Оксана Кушляева, театральный критик, создатель и редактор портала «Летающий критик»:
– Сейчас театр пытается рассказать про те жертвы, которые не поддаются подсчёту. Например, разговор о жертвах зазвучал в театре для детей и подростков. В Центре Мейерхольда есть спектакль «Дети ворона» – рассказ для детей и подростков о детях репрессированных родителей, взгляд на события репрессий детскими глазами, разговор о сочувствии с юным поколением, которое не знает эту историю и воспринимает её как страшную сказку. Ещё одна тема, на которую интуитивно вышел современный театр, – жертвы колониальной политики Советского Союза. Оказывается, погибли целые народы с их уникальным языком и культурой. Например, магаданские эвены, которых сегодня осталось несколько человек. Это невозможно посчитать: не просто убито столько-то человек – погибла культура, уничтоженная проводимой Советским Союзом ассимиляцией и русификацией. Есть тема неизвестных и забытых войн ХХ века: афганской, чеченской, грузино-абхазской, которые, на первый взгляд, не имеют отношения к Большому террору и репрессиям.

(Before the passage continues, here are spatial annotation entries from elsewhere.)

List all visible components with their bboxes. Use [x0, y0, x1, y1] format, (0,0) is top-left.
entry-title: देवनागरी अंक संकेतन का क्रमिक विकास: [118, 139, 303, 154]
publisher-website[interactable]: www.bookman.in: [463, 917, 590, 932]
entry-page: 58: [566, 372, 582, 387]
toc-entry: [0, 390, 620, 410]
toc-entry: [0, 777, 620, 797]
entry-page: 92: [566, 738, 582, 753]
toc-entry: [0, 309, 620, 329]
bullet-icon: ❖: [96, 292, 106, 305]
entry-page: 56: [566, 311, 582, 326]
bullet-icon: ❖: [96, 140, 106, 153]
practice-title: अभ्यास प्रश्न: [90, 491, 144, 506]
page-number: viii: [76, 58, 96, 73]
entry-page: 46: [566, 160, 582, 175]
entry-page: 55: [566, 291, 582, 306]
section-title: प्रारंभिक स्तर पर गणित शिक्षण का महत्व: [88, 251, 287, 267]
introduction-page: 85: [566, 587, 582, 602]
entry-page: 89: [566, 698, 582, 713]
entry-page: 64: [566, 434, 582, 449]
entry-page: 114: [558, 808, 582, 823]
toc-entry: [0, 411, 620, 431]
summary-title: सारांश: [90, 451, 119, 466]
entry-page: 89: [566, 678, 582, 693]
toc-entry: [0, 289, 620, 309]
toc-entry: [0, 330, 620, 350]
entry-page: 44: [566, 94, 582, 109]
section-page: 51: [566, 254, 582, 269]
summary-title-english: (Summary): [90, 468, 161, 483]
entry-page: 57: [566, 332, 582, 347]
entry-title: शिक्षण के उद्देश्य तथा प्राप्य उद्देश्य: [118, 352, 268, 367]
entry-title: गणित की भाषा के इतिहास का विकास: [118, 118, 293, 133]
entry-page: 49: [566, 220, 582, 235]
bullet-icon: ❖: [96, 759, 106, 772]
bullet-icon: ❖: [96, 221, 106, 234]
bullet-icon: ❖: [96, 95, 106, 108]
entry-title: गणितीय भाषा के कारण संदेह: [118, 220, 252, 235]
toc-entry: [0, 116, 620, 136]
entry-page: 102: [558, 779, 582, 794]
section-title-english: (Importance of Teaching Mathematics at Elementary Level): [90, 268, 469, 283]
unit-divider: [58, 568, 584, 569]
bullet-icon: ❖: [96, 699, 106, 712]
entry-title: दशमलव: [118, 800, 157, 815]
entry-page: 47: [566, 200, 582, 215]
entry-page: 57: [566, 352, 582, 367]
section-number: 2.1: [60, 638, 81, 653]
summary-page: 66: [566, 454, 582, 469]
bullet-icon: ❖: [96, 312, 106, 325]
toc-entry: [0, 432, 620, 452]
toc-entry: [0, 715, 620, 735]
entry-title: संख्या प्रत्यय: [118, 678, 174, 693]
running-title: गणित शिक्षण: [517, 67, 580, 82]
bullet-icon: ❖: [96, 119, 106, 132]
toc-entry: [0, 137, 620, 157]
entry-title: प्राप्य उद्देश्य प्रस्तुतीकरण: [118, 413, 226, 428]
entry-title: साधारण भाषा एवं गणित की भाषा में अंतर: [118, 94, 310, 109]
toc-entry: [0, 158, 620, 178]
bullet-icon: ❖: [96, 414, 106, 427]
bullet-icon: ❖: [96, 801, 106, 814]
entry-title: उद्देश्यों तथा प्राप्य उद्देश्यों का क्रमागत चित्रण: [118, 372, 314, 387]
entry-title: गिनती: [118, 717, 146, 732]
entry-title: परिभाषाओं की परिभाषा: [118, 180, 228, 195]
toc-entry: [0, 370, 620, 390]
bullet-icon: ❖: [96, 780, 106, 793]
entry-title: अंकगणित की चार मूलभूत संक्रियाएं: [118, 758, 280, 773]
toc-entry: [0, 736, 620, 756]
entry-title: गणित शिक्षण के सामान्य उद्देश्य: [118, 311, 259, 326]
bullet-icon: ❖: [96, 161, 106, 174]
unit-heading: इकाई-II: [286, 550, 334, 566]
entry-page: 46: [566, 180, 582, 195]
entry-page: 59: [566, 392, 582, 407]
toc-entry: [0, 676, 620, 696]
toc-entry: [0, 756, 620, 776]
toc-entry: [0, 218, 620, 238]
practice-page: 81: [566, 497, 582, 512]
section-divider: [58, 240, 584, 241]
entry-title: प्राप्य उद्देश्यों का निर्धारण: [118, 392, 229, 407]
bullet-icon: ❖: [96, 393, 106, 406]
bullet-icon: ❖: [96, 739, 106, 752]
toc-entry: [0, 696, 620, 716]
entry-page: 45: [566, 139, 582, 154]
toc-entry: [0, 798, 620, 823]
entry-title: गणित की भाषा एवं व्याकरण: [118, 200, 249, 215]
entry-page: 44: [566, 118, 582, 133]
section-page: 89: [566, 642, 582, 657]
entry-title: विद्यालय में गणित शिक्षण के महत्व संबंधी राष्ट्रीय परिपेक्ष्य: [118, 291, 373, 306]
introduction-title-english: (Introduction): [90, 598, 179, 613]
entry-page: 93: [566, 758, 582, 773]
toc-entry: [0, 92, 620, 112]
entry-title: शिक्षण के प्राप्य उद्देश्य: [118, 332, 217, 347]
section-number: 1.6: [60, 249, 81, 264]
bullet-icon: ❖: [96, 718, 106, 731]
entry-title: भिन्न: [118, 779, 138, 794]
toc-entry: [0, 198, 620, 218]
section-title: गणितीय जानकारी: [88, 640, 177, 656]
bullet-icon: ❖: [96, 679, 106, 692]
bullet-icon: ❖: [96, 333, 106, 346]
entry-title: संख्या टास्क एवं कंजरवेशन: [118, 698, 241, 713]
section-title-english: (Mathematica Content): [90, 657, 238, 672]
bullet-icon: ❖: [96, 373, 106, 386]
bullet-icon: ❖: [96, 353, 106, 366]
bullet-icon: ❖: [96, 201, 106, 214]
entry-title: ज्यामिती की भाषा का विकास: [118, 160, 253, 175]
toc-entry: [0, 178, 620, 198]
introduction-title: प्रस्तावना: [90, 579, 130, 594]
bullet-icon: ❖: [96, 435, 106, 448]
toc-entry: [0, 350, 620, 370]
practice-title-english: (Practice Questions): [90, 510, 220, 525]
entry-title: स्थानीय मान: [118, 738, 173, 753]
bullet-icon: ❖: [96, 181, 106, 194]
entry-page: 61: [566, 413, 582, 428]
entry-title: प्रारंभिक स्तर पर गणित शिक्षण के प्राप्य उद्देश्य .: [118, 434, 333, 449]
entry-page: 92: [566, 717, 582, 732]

Вирджилиу Бэрладяну, доктор исторических наук, Институт истории Академии наук Молдовы:
– В XX веке тоталитарная система исковеркала жизни практически всех людей – и палачей, и жертв. В Молдавии почти во всех сёлах были воздвигнуты памятники, посвящённые этим жертвам. Но при этом часто оказывается, что в списках нет многих и многих подвергшихся депортациям или политическим репрессиям. Кто-то просто исчез в первые дни, кто-то родился или умер на поселении и о них не вспомнили. Поэтому списки на памятниках приходится ещё не раз дополнять. Всё самое важное и трагическое из XX века до сих пор происходит внутри нас – те процессы, которые позволяют понять, кем мы являемся, и дают возможность, как сказал Сахаров, каждый день по капле выдавливать из себя тоталитаризм. Очень грустно, что исторические личности, которые осуществляли репрессии, ещё всплывают в общественной памяти как положительные фигуры. Это значит, что внутри себя мы это горе не осознали и изжили. Фактически мы идём против общего курса официальных идеологий и настроений массовой культуры.
Поминовение жертв тоталитарного режима – это путь умиротворения общества, который ведёт к преодолению нашей коллективной травмы. Я думаю, что этот сложный и опасный процесс больше касается личного, потому что оплакивать, мне кажется, можно скорее в рамках небольших сообществ и на личном уровне. Одновременно нужно думать о том, чтобы разрабатывать средства и методы, которые позволят в большей степени вовлечь общество в эти процессы. В этом могут участвовать и литература, и театр, и школа. Думаю, что предстоит написать ещё много литературных произведений, поставить не один спектакль и снять художественные и документальные фильмы, чтобы общество в целом осознало масштабы драмы, которую пережили наши народы в XX веке.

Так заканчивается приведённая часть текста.